Chapters 2–5 present glimpses into the lived realities of catadores. Chapter 2 uses catadores to illuminate how employment in the formal sector is a cultural value, which under certain restrictive circumstances can engender insecurity in other aspects of life. The autonomy provided by work on the landfill serves the dual purpose of creating a source for subsistence and placating the ubiquitous precariousness emanating from their relegation in society. For catadores, as Millar observes, Jardim Gramacho represents a ‘refuge—a place to which they could turn in difficult times and which afford[s] them greater autonomy in their everyday lives’ (p. 71). Chapter 3 examines how the dump transcends its instrumentalist purpose of being a site at which labor is exerted for the exclusive purpose of ascertaining a life of mere subsistence. Millar shows that for catadores, Jardim Gramacho performs not only as a place of work but also as a place at which the complexities of life is lived – at the dump, ‘work is a mean…not an end’ (p. 119). Chapter 4 invokes the concept of plasticity to capture the interplay between the formal and the informal economies as ‘materials [are] moved from the dump to scrapyards and recycling companies’ (p. 127). Finally, Chapter 5 explicates why governmental initiatives aimed at formalizing the work of catadores ultimately fail. As Millar observes, such initiatives congeal a sense of ‘wage-labor job, [predicated on] values of industriousness, punctuality, and propriety’ (p. 166–167) – in short, it pivots on values that would almost wholly excise the autonomy that motivates individuals to become catadores in the first place.

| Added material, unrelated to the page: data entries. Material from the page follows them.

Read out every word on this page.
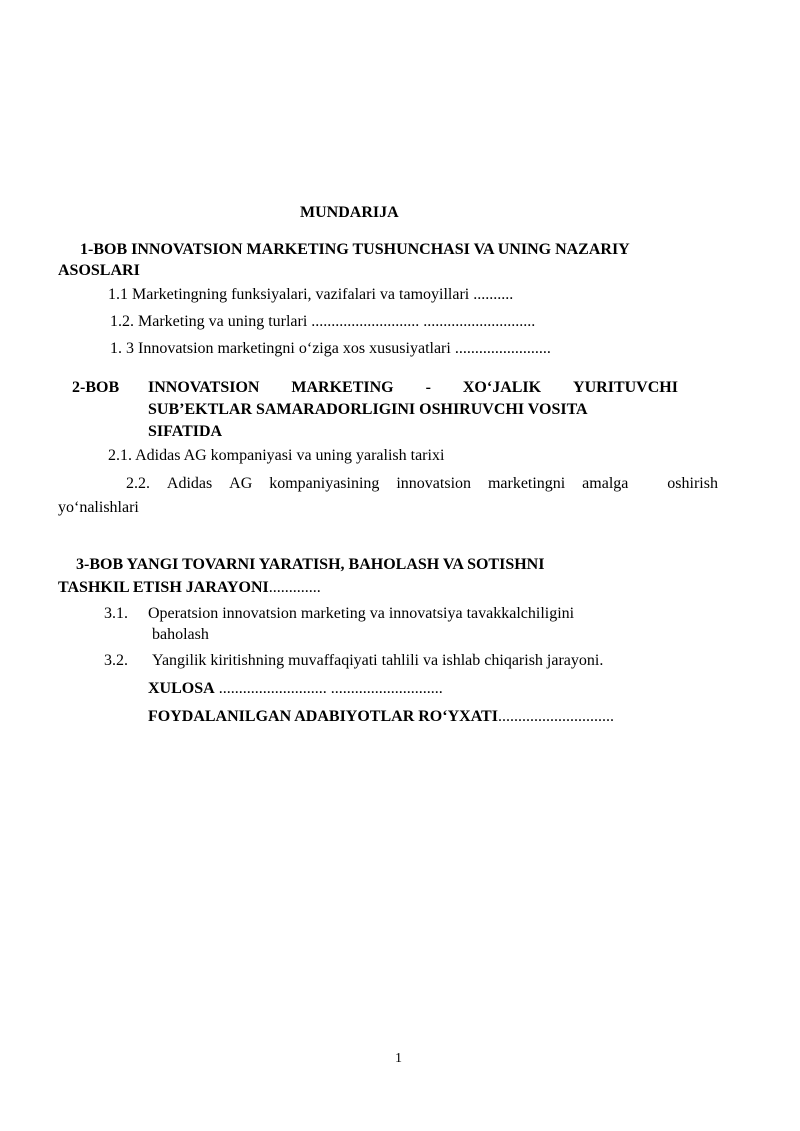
MUNDARIJA
1-BOB INNOVATSION MARKETING TUSHUNCHASI VA UNING NAZARIY
ASOSLARI
1.1 Marketingning funksiyalari, vazifalari va tamoyillari ..........
1.2. Marketing va uning turlari ........................... ............................
1. 3 Innovatsion marketingni o‘ziga xos xususiyatlari ........................
2-BOB INNOVATSION MARKETING - XO‘JALIK YURITUVCHI
SUB’EKTLAR SAMARADORLIGINI OSHIRUVCHI VOSITA
SIFATIDA
2.1. Adidas AG kompaniyasi va uning yaralish tarixi
2.2. Adidas AG kompaniyasining innovatsion marketingni amalga oshirish
yo‘nalishlari
3-BOB YANGI TOVARNI YARATISH, BAHOLASH VA SOTISHNI
TASHKIL ETISH JARAYONI.............
3.1. Operatsion innovatsion marketing va innovatsiya tavakkalchiligini
baholash
3.2. Yangilik kiritishning muvaffaqiyati tahlili va ishlab chiqarish jarayoni.
XULOSA ........................... ............................
FOYDALANILGAN ADABIYOTLAR RO‘YXATI.............................
1
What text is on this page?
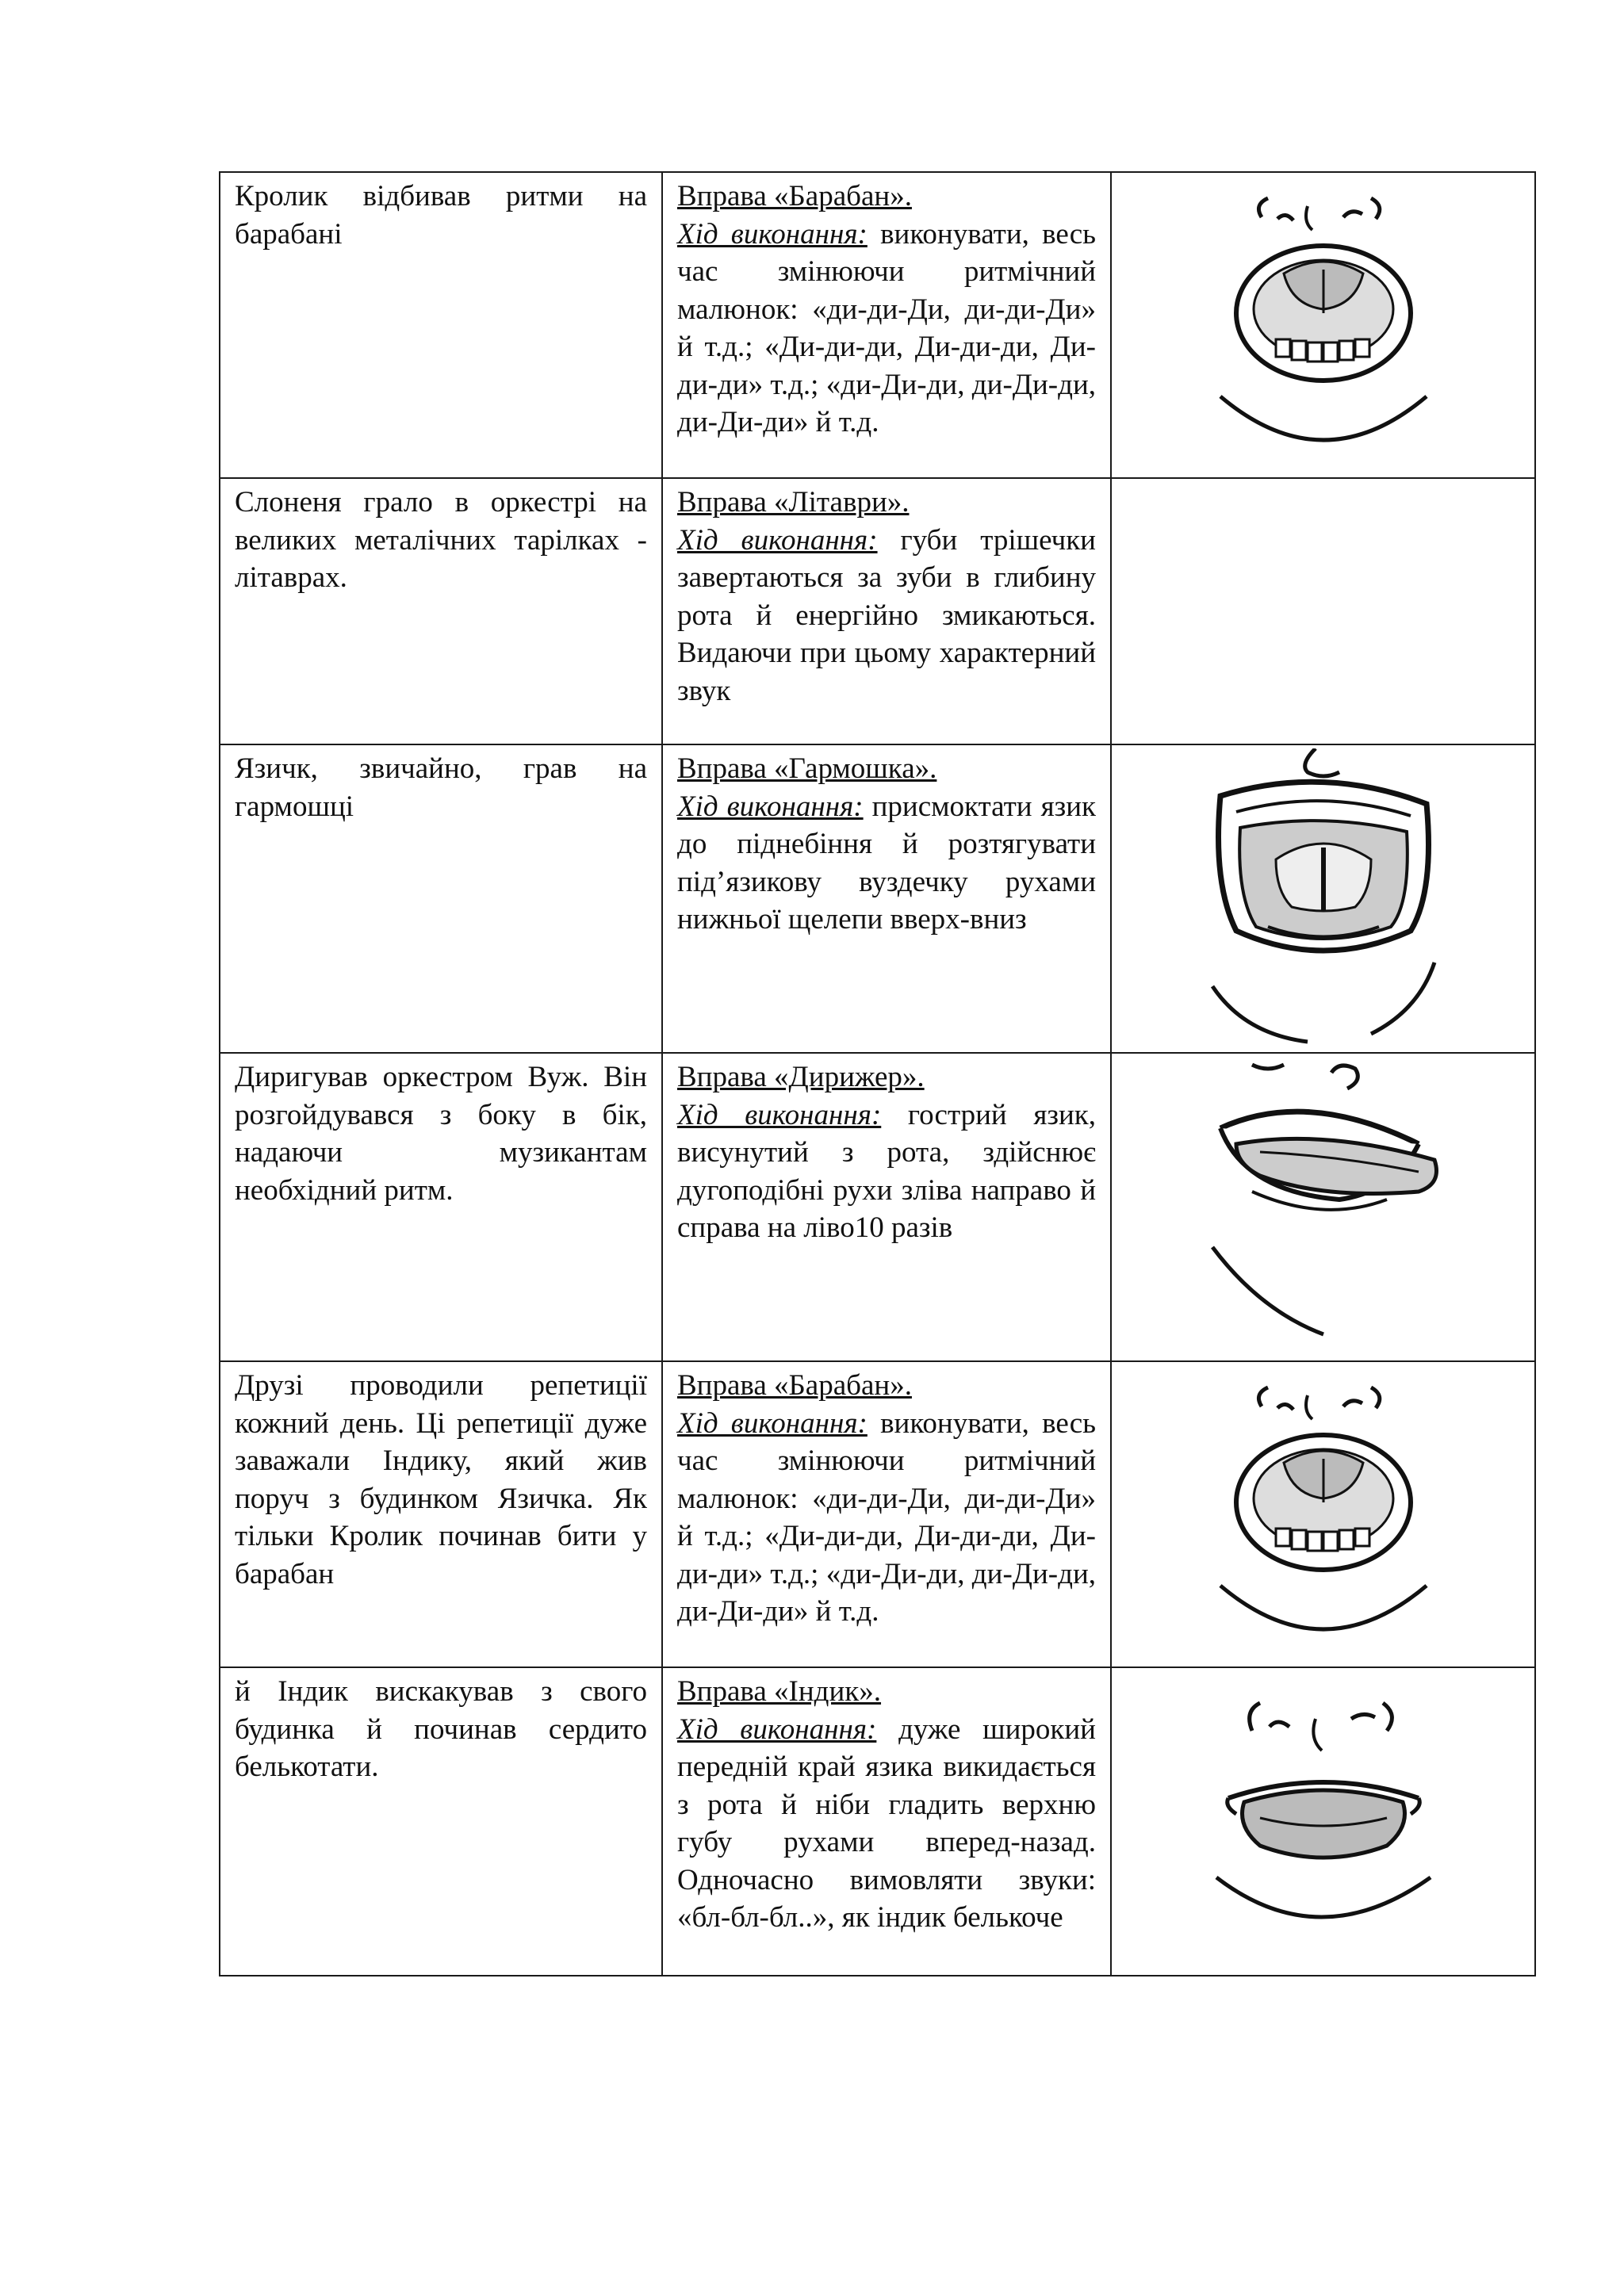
Кролик відбивав ритми на барабані	Вправа «Барабан».
Хід виконання: виконувати, весь час змінюючи ритмічний малюнок: «ди-ди-Ди, ди-ди-Ди» й т.д.; «Ди-ди-ди, Ди-ди-ди, Ди-ди-ди» т.д.; «ди-Ди-ди, ди-Ди-ди, ди-Ди-ди» й т.д.	

Слоненя грало в оркестрі на великих металічних тарілках - літаврах.	Вправа «Літаври».
Хід виконання: губи трішечки завертаються за зуби в глибину рота й енергійно змикаються. Видаючи при цьому характерний звук	
Язичк, звичайно, грав на гармошці	Вправа «Гармошка».
Хід виконання: присмоктати язик до піднебіння й розтягувати під’язикову вуздечку рухами нижньої щелепи вверх-вниз	

Диригував оркестром Вуж. Він розгойдувався з боку в бік, надаючи музикантам необхідний ритм.	Вправа «Дирижер».
Хід виконання: гострий язик, висунутий з рота, здійснює дугоподібні рухи зліва направо й справа на ліво10 разів	

Друзі проводили репетиції кожний день. Ці репетиції дуже заважали Індику, який жив поруч з будинком Язичка. Як тільки Кролик починав бити у барабан	Вправа «Барабан».
Хід виконання: виконувати, весь час змінюючи ритмічний малюнок: «ди-ди-Ди, ди-ди-Ди» й т.д.; «Ди-ди-ди, Ди-ди-ди, Ди-ди-ди» т.д.; «ди-Ди-ди, ди-Ди-ди, ди-Ди-ди» й т.д.	

й Індик вискакував з свого будинка й починав сердито белькотати.	Вправа «Індик».
Хід виконання: дуже широкий передній край язика викидається з рота й ніби гладить верхню губу рухами вперед-назад. Одночасно вимовляти звуки: «бл-бл-бл..», як індик белькоче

Millar concludes on a poignant note. While it served as both a source of subsistence and a home to myriad catadores, Jardim Gramacho closed in 2012 following 34 years in continuous operation. Some of the catadores who had given much of their lives to the garbage dump had to assume jobs in the formal economy, where getting paid on a regular though intermittent basis (e.g. once a month) leads to a cycle of debt for individuals who had been accustomed to receiving wages daily. Some others were left unemployed and destitute, while longing for the lifestyle and the freedom that working in Jardim Gramacho had once provided.
Reclaiming the Discarded offers rich theoretical and empirical insights into the dynamics of work in the informal sector under the conditions of neoliberal capitalism. Indeed, the labor of catadores in Jardim Gramacho represents how subjects negotiate discursively the work that they do with the detrimental circumstances in which they are situated as a consequent of the neoliberal structuring of society. In offering evocative descriptions of life and labor in Jardim Gramacho, Millar adds to the growing literature on conceptualizing the nature of work as a corollary of the macro patterns of the global political economy. This book would be of much interest to researchers seeking to understand increasingly problematic issues of work, organization, and the construction of marginality among, specifically, communities rendered largely invisible in the Global South.